Теперь ее соседом оказался корнет Чижов – юноша лет семнадцати, который, однако, усвоил повадки бывалого вояки и старательно ими щеголял. Когда отряд отъехал подальше от страшного поля и Софью перестало тошнить, Чижов принялся рассказывать ей о Бородинском сражении и, между прочим, сообщил, как он сам, когда под ним убили лошадь, остался пеший среди неприятелей, и трое польских улан кололи его пиками, а он отбивался саблей и, наверное, погиб бы, если б ему на помощь не подоспел ротмистр Призванов, за которым корнет теперь готов идти в огонь и в воду. Юноша, видимо, ожидал, что Софья тоже похвалит его командира, но вместо этого она спросила о судьбе той артиллерийской бригады, в которой служил Юрий Горецкий; однако Чижов об интересующем ее предмете ничего не знал.

Повернув в южном направлении, отряд к вечеру добрался до деревеньки сравнительно уцелевшей, где в приходскую церковь уже вернулся батюшка, который и приютил путников.

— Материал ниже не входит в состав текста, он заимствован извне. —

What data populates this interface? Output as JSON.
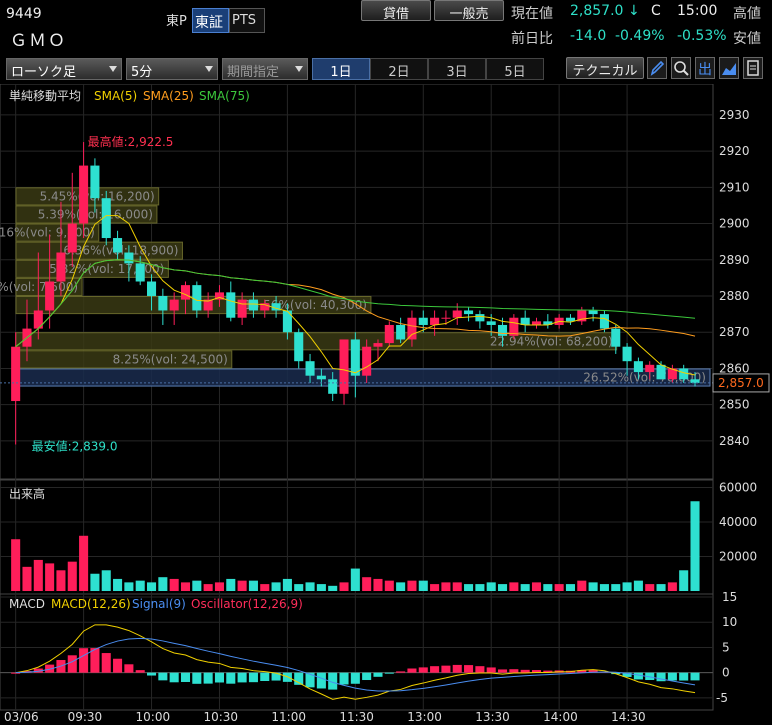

– Что ж, по крайней мере сегодня ночуем не в шалаше, – радостно потирая руки, сказал поручик Киселев и обратился к священнику: – А что, батюшка, французы вас больше не тревожат?

– Слава Богу, ушли окаянные, – священник перекрестился. – Но, правда, вчера наши мужики видели на дороге двоих оборванцев, которые просили хлеба. А уж какие они все были бравые, когда шли на Москву, а наши только отступали да отступали. Мы злились тогда на своих генералов, что без боя сдают.

– Да, было такое, – вздохнул Призванов. – Не понимали люди этой тактики. Особенно Барклаю-де-Толли доставалось от молвы, он ведь руководил отступлением. Изменником его называли, даже имя его, чуждое русскому уху, солдаты переделали на кличку: «Болтай да и только».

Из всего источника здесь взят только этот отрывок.